We then armed both Iran and Iraq at different times during their
1980-88 war with each other (and used Irans arms payments to finance
another war at the time, against Nicaragua). Iraq was eventually victorious --
and before long was menacing neighboring Kuwait. So we went to war, this time
with our former ally and now sudden enemy, Saddam Hussein, and undoubtedly
against some of the weaponry we had sold him.
Even though we declared victory in 1991 in the Gulf War, we have
found it necessary to continue bombing that nation, almost nonstop, for more
than a decade.
And were still terrified of what might be in the works in
Saddams secret weapons facilities.
In Afghanistan, we once backed freedom fighters
battling our old menace, the Soviet Union. Those same freedom
fighters eventually gained control of Afghanistan and helped create and
foster Osama bin Laden and his network of terrorists. Meanwhile, we walked away
from the pressing needs of the war-torn nation. War is our game; we show little
interest in rooting out its causes.
In the mid 90s, when factions were fighting for control of
the country, the rebels who formed the Northern Alliance -- our ally now in
Afghanistan -- were as feared as the Taliban later came to be.
Meanwhile we have become cozy with Pakistans president,
military strongman Pervez Musharraf.
And so it continues.
Some are offended at the recitation of this record, saying it
represents a blame-the-victim mentality that diminishes the tragedy of Sept. 11
and the sense of loss.
Nothing could be further from the truth.
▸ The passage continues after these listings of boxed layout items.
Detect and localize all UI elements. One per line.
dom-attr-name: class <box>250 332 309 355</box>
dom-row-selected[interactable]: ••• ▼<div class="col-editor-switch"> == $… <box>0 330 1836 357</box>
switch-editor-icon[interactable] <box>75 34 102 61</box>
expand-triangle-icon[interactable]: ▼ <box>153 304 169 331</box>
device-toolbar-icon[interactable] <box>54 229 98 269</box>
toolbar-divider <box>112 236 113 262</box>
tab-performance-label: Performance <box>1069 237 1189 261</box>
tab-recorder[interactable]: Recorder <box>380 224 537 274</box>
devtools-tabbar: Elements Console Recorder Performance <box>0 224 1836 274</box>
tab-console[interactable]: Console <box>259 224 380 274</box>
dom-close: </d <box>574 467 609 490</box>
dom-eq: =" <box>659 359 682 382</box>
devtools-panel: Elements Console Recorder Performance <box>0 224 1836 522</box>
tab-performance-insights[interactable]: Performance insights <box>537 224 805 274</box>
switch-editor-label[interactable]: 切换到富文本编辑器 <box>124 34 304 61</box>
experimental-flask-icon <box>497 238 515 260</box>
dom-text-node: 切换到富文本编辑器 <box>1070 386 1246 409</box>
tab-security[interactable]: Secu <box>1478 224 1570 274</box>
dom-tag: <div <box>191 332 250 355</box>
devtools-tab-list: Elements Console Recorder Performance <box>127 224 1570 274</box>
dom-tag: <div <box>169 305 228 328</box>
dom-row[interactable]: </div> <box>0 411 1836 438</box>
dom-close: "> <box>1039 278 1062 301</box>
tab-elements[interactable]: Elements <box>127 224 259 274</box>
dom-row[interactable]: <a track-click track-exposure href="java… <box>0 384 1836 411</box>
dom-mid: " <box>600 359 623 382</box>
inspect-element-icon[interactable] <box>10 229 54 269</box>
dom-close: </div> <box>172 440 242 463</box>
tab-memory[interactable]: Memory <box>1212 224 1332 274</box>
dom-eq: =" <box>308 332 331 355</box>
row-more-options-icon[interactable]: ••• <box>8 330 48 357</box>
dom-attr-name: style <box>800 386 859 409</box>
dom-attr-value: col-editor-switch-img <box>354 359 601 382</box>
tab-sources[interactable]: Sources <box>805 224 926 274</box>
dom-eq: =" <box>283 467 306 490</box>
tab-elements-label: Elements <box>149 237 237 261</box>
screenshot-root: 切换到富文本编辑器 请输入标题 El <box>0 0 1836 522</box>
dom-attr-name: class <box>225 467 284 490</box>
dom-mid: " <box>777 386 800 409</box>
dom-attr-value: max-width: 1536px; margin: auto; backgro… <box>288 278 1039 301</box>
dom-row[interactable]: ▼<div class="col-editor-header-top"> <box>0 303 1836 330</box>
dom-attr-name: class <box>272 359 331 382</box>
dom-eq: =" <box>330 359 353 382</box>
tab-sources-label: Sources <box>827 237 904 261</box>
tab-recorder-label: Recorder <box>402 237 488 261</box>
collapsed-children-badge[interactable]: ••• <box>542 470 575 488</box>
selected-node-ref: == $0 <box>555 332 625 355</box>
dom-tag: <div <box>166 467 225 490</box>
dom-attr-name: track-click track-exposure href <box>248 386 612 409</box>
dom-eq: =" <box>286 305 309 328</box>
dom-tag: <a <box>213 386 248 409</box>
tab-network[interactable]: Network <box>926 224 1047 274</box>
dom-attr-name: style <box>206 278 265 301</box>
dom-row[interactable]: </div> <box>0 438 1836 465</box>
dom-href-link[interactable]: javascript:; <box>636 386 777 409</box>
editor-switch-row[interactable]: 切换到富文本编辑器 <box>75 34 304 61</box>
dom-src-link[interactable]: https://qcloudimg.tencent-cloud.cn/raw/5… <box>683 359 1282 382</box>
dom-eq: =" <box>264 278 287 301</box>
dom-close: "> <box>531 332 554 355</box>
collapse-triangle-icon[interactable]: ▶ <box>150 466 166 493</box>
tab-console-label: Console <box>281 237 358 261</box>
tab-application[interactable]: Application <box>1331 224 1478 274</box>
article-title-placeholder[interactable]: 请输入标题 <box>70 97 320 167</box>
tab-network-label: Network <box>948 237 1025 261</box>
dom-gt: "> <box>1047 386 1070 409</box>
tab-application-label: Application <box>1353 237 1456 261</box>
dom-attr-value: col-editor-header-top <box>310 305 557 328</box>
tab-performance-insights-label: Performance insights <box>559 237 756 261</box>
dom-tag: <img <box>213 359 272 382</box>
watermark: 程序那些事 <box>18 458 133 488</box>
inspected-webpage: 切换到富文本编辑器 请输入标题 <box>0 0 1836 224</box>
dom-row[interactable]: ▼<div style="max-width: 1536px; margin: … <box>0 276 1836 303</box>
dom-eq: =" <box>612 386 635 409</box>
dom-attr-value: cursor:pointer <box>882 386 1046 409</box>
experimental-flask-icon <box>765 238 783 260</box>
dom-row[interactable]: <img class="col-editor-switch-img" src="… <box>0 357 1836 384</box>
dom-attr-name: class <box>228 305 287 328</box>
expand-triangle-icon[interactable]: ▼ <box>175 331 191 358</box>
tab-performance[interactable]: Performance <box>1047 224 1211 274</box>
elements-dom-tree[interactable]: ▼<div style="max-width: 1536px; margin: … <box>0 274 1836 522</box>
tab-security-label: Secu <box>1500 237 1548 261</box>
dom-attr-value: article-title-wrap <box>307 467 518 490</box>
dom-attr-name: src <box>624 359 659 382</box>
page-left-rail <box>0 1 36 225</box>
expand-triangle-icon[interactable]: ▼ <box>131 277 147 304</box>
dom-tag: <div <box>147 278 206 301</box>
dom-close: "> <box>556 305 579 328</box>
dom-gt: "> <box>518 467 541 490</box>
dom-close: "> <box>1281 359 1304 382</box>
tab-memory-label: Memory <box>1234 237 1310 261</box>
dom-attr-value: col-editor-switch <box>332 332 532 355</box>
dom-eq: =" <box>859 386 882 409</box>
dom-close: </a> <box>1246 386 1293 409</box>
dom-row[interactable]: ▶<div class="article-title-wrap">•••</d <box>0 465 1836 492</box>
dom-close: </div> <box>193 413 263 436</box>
The real insult to those
who lost their lives to terrorists would be the stubborn continuation of
unsuccessful polices that guarantee only more terror and war. This time, in
Afghanistan, can we expect different results? After all, the world is watching
closely, and we have cited the suffering of the Afghan people under the Taliban
to help justify U.S. bombing. With our new attentiveness, will we finally begin
to face the desperate poverty of that country and see it within a broader
context? Will we begin to imagine U.S. complicity in the suffering of the
region? Will we begin to repent the way we support dictatorships when it serves
U.S. economic interests? Can we finally imagine waging peace, not war?
Part of the U.S. genius is its pragmatism, its ability to get
things done, to fix what needs fixing and get on to the next challenge. War is
a sign of failure, not success.
So what needs fixing?
President Bush made much in a recent speech about what the
military has learned from its experience in Afghanistan, about what works and
what it will need in the future to remain an effective fighting force. How much
more encouraging it would have been had he conducted an honest and open
discussion about what had been learned in recent weeks on the diplomatic
front.
What if President Bush were to have suggested that treating
nations as if they exist solely to serve only short-term U.S. interests creates
widespread hostility? That propping up despots and unpopular ruling families to
assure U.S. access to resources is antithetical to U.S. values? That we would
have to find ways to close the chasm between rich and poor because it is
outrageously unfair -- and counterproductive -- that 5 percent of the
worlds population, the U.S. population, consumes a third or more of the
worlds resources and produces almost half of its hazardous waste.
What if the president asked for our help in adjusting our
lifestyles and expectations, even modestly, to make us less dependent on
foreign oil? What if he said he would take a portion of money from the military
and switch it to develop technologies to reduce hazardous waste or nuclear
stockpiles?
This would require leadership and a larger vision. And the
American people in their goodness would respond positively. People are
desperate for leadership and responses to the Sept. 11 attacks in New York and
Washington that go deeper than the Presidents call to return to normal
and spend more money.
Afghanistan, so far, has proved that the United States has
daunting military might.
Can we extract ourselves from our own blind cycle of violence and
discover what we should be doing instead? Or will hubris in the
wake of this military campaign further blind us?